We make tattered, unstable apartments into new homes and stable revenue generators. This is what we mean by stabilization, a process that typically takes 12-18 months after we buy an under-performing property. We refer to a newly-acquired property as "non-stabilized".
Stabilization involves renovating the property to meet the Mainstreet specifications, which include hardwood laminate flooring, ceramic tile, new bathroom fixtures, electrical upgrades, fresh paint, new countertops, energy efficient appliances and, often, improvements to a building's exterior and common areas. While we are stabilizing, vacancy is necessarily higher and cash flow is temporarily reduced. We consider a property stabilized once 90% of its units are renovated, Mainstreet exterior signage is installed and the renovated units are rented.
When we're nearing the end of our stabilization process, we have a building that is far better than when we began. With all of renovations and upgrades, this building no longer belongs in the distressed property market. So we reposition it into a better rental market with higher rental rates.

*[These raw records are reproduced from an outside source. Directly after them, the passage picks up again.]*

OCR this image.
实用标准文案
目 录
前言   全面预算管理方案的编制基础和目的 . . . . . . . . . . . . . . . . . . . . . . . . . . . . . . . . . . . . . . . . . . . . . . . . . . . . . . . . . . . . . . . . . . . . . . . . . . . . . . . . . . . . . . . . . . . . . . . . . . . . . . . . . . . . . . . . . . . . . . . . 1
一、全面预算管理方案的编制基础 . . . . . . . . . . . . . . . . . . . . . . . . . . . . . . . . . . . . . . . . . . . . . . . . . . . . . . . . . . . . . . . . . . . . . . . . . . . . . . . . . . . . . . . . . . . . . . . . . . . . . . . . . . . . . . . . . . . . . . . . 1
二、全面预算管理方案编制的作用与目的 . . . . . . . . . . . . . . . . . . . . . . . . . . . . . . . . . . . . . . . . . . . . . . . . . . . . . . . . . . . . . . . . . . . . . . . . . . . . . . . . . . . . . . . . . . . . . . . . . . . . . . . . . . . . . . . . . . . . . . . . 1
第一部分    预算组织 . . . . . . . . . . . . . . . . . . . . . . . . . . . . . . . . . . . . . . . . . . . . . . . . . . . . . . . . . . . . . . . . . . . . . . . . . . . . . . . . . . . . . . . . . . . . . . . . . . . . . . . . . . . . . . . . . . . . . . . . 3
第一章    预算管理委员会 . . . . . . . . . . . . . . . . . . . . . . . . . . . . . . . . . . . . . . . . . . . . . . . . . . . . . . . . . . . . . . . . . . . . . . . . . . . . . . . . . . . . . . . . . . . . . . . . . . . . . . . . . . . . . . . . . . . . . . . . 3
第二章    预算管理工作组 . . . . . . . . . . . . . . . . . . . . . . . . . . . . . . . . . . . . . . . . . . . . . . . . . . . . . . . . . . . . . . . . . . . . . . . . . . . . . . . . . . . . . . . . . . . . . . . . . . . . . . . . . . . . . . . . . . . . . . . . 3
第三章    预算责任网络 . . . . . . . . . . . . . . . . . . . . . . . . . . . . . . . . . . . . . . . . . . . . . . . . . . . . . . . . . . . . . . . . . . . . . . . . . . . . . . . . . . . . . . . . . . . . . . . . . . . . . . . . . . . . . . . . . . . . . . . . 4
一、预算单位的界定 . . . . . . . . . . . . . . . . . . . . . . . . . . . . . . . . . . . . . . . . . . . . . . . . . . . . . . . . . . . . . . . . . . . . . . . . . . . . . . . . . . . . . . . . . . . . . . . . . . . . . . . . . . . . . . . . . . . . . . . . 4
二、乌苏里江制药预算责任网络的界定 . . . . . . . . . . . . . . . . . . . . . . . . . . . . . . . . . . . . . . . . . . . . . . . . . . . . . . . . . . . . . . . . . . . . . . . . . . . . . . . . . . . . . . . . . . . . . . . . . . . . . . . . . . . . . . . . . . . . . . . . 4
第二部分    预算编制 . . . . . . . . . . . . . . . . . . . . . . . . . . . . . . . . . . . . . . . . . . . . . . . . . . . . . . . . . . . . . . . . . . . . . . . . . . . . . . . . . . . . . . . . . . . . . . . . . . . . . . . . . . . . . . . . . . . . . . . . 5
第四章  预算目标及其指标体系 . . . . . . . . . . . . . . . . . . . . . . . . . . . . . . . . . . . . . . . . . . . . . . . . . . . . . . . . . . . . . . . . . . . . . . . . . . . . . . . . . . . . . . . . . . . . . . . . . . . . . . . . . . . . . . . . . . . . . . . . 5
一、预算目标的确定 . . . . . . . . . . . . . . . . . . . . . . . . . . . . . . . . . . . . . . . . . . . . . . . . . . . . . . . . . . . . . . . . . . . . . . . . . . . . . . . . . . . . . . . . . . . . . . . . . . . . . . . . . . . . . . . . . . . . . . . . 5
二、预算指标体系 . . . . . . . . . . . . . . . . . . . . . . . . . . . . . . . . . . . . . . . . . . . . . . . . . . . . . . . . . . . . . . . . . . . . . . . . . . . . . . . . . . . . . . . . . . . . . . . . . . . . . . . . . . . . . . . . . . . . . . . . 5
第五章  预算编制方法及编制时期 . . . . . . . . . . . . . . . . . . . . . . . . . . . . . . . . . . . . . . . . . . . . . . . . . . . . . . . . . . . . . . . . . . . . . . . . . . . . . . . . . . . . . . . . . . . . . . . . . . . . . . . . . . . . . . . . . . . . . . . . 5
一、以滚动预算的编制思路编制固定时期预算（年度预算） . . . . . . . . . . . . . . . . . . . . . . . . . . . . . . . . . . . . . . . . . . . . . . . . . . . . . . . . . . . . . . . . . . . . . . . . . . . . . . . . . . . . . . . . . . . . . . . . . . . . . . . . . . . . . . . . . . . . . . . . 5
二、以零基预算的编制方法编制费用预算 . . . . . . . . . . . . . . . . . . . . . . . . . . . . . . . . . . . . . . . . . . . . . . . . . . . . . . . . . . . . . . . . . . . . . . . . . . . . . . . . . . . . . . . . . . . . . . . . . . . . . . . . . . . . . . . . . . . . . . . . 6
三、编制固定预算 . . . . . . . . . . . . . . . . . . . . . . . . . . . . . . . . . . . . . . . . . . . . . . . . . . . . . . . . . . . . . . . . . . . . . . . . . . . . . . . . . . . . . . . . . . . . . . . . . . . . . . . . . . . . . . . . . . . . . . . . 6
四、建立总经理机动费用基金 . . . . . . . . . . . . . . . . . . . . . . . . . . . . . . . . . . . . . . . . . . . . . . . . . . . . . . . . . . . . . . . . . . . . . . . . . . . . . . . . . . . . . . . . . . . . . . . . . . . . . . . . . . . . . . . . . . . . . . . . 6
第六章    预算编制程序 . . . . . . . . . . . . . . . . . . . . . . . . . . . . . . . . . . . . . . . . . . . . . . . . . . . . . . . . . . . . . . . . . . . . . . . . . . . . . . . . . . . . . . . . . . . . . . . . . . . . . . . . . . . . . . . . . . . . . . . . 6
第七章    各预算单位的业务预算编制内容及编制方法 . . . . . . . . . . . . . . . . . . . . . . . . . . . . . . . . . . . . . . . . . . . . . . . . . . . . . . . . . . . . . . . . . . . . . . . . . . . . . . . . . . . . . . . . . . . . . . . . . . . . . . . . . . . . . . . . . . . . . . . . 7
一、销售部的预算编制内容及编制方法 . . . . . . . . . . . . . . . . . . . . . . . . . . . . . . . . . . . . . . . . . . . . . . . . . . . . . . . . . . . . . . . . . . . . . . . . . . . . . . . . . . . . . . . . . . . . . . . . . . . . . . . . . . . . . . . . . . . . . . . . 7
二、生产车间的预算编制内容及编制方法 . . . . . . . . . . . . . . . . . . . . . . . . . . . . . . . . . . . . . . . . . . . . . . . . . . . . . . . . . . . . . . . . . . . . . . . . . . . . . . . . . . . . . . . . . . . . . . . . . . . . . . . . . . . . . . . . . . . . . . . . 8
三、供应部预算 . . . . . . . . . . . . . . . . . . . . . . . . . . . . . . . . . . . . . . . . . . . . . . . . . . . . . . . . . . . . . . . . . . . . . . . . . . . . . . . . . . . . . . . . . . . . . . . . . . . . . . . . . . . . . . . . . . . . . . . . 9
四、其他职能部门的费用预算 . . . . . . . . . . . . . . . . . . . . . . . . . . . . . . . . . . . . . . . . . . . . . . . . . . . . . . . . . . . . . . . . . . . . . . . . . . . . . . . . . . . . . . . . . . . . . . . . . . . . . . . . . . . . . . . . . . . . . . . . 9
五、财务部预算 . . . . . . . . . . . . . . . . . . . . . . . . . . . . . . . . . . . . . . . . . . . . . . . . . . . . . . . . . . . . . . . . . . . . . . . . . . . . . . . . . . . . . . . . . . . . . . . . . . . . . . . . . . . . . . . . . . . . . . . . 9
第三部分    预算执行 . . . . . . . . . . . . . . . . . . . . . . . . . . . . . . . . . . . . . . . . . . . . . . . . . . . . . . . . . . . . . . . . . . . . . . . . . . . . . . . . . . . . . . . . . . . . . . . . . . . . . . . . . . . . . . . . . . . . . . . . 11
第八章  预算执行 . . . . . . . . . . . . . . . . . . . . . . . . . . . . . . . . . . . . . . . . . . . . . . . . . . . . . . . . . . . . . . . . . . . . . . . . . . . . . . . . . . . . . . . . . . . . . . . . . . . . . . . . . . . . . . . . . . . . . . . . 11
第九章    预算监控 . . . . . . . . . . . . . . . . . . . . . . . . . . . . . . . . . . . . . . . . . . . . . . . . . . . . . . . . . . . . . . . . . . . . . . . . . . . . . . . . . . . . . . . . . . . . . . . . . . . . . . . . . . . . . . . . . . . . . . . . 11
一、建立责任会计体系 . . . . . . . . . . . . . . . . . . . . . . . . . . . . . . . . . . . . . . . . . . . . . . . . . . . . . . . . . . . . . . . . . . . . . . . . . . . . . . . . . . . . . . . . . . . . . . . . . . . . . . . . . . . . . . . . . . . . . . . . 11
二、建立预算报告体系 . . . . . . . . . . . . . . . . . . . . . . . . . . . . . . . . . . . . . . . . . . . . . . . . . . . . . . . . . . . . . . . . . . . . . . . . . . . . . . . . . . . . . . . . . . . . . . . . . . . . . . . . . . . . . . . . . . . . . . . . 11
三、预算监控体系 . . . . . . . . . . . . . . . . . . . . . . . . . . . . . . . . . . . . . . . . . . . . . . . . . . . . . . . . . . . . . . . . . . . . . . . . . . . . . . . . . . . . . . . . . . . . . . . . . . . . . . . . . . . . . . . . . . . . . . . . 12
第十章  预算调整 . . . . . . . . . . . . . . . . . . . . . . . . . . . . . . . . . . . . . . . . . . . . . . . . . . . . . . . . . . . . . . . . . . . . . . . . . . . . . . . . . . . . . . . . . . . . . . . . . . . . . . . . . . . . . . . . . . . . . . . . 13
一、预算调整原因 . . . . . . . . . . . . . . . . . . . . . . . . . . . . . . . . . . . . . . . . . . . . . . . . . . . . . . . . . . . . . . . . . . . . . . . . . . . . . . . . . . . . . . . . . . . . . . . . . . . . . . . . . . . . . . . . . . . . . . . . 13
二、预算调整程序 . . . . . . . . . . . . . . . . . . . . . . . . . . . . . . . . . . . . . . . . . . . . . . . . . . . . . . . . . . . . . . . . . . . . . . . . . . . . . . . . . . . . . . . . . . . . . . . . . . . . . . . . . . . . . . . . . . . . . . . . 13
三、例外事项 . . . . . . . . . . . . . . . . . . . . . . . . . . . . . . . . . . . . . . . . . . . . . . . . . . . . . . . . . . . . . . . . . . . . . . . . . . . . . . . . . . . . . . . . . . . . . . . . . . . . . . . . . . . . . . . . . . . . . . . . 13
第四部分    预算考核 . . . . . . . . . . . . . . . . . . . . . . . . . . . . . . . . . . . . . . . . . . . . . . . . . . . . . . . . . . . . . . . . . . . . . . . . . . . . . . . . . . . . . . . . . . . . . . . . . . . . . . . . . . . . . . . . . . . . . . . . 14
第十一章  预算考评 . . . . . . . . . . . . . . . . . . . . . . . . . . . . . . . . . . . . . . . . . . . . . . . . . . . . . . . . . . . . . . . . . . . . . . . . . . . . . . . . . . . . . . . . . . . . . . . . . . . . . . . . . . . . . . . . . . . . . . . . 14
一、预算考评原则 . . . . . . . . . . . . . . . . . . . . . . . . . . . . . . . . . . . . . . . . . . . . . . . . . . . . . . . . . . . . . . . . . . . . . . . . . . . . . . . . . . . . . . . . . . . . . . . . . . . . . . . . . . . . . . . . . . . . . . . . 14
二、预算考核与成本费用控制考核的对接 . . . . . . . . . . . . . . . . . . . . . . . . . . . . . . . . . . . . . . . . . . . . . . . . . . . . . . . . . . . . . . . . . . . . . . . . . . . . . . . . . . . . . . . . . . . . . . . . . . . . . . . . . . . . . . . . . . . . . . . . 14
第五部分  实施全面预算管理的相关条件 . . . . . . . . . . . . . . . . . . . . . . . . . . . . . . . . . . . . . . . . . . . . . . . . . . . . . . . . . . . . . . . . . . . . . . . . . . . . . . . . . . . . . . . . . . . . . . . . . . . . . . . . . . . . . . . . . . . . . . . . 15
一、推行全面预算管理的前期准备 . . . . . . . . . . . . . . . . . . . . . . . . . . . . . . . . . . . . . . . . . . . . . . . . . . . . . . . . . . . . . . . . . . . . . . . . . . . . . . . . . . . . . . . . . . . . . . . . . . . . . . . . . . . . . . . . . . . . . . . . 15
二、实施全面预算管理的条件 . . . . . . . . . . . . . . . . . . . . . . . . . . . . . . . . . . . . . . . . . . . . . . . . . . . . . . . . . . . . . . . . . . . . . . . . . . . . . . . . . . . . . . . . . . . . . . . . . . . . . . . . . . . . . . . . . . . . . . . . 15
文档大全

We often refinance our properties following stabilization, and before existing mortgages mature, in order to take advantage of lower interest rates. We use new long-term mortgages insured by the Canada Mortgage and Housing Corporation (CMHC), which gives us access to better rates. Because we create so much value in our renovation process, we can often borrow for more than our costs, allowing us to extract capital to internally fund our continued growth.